I carabinieri della stazione di Belpasso hanno arrestato la 55enne Patrizia Paratore in esecuzione di un ordine per la carcerazione emesso dalla Procura generale della Repubblica di Catania. La donna, arrestata il 4 maggio 2017 nell’ambito dell’operazione “Araba Fenice”, era considerata parte integrante di quei 15 indagati per associazione di tipo mafioso, estorsione aggravata in concorso e furto aggravato, facenti parte del gruppo di Belpasso.
Il gruppo criminale
L’organizzazione criminale aveva come articolazione territoriale della famiglia di Cosa nostra catanese dei Santapaola-Ercolano, capeggiato da Carmelo Aldo Navarria, anche lui arrestato in quell’occasione e marito della stessa Paratore. Navarria un tempo era uomo di fiducia di Giuseppe Pulvirenti detto “u Malpassotu”.
Le accuse
La donna è stata condannata perché ritenuta colpevole dai giudici di aver fatto parte dell’organizzazione mafiosa e per i vari reati, commessi a Belpasso nel periodo intercorrente tra marzo 2007 e novembre 2015. Dovrà scontare la pena definitiva equivalente ad anni 8 e mesi 10 di reclusione. L’arrestata è stata rinchiusa nel carcere di Palermo Pagliarelli.
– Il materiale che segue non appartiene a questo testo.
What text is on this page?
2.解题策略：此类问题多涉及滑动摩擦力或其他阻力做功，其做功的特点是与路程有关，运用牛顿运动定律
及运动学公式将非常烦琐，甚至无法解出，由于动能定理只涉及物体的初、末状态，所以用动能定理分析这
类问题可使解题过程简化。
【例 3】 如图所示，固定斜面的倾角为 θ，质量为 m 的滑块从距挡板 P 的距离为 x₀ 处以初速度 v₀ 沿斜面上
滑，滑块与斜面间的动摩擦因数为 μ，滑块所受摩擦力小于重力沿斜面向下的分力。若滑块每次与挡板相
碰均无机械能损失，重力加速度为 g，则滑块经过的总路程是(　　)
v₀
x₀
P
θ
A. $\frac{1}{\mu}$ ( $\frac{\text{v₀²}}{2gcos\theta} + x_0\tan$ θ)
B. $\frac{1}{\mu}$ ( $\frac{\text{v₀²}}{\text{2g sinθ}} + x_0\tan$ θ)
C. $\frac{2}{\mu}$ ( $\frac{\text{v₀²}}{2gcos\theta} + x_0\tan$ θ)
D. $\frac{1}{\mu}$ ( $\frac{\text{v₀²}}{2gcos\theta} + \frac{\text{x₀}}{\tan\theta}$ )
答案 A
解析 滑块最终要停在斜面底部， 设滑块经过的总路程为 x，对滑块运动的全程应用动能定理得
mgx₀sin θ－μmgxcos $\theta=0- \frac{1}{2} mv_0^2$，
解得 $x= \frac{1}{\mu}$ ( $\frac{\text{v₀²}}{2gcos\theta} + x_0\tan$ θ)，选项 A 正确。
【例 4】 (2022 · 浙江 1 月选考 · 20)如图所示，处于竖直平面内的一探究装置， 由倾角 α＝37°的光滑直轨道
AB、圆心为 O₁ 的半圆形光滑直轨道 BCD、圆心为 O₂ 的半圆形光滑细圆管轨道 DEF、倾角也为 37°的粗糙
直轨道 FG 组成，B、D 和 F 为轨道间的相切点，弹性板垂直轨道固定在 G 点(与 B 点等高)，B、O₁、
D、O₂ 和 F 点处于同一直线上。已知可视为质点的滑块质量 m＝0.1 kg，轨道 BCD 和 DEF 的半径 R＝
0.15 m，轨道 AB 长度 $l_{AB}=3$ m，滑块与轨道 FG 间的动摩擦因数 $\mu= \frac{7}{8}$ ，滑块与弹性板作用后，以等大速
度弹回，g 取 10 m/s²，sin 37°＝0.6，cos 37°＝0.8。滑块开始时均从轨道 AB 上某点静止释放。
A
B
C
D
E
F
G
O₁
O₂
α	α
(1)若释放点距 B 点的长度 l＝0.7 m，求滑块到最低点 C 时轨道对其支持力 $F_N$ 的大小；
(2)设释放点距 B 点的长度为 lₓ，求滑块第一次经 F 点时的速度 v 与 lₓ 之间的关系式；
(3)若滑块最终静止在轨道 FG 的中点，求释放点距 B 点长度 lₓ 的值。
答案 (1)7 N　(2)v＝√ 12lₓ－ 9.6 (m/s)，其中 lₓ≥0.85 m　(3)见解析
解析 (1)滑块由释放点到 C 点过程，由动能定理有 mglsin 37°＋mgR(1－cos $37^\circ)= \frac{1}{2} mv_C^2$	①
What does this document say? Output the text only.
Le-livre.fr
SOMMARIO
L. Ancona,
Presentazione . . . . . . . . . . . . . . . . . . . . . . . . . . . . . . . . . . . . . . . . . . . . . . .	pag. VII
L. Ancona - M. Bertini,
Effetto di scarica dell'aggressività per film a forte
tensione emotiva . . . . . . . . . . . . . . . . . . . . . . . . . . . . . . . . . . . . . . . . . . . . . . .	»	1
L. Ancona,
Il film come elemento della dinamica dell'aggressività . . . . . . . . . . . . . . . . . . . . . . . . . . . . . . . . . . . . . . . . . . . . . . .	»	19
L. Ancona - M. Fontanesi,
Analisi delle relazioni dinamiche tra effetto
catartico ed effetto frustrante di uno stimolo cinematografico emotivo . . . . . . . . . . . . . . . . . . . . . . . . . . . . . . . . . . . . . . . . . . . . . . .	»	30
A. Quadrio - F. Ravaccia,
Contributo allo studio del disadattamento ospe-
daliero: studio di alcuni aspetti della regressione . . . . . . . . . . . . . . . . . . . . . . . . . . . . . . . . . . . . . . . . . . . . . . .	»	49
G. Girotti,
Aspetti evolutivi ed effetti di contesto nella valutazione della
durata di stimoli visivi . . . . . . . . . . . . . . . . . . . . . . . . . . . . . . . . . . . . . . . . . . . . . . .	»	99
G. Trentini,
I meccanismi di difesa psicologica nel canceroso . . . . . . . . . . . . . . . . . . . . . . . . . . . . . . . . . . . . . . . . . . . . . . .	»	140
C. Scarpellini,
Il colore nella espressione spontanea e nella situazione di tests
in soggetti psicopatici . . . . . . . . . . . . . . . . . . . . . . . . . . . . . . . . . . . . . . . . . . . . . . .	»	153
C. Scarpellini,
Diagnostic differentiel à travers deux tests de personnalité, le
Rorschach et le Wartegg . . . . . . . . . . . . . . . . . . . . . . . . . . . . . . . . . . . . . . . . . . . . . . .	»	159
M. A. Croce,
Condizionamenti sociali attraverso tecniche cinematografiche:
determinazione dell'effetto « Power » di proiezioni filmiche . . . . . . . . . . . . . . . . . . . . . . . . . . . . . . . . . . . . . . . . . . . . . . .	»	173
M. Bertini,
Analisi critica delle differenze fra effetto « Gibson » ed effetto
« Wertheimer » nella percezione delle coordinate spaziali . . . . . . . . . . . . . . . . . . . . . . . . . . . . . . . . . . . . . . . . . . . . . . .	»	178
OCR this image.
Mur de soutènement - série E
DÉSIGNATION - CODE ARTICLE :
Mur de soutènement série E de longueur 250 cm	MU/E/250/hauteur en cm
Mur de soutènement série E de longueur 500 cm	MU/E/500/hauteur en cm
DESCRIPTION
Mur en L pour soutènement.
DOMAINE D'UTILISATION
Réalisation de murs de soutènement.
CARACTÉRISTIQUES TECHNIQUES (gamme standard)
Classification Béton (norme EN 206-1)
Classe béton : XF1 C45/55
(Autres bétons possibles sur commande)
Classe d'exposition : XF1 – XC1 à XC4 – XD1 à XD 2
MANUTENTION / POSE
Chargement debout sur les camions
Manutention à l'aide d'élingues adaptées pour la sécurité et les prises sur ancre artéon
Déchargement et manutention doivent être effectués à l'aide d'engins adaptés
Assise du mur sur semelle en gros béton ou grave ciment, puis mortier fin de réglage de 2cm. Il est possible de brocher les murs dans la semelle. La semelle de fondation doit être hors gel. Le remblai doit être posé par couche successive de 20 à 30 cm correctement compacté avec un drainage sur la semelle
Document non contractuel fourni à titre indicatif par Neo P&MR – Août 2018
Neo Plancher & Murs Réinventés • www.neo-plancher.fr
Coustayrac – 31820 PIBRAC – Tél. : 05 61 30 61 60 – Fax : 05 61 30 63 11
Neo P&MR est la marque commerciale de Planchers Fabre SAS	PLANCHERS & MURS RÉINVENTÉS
I contorni dell’operazione del 2017
Gli investigatori del nucleo investigativo del comando provinciale di Catania, che all’epoca portarono avanti l’indagine, hanno documentato l’ingente volume di affari illegali del gruppo criminale, riscontrando un diffuso condizionamento illecito dell’economia locale, il sistema di gestione dell’attività di spaccio di cocaina e marijuana nonché acquisito elementi di prova in ordine ad estorsioni consumate in danno di imprenditori locali alla perpetrazione di rapine nei confronti di autotrasportatori al fine di agevolare l’organizzazione di appartenenza.
Il boss Navarria
Il gruppo mafioso di Belpasso per anni è stato guidato dal pericoloso e spietato “boss” Carmelo Aldo Navarria, scarcerato e rimesso in libertà nel 2014 dopo 26 anni di reclusione per sei omicidi: negli anni ’80 era considerato lo “spazzino” per la sua propensione a fare sparire i cadaveri degli uomini del clan “Malpassotu” vittime di faide interne.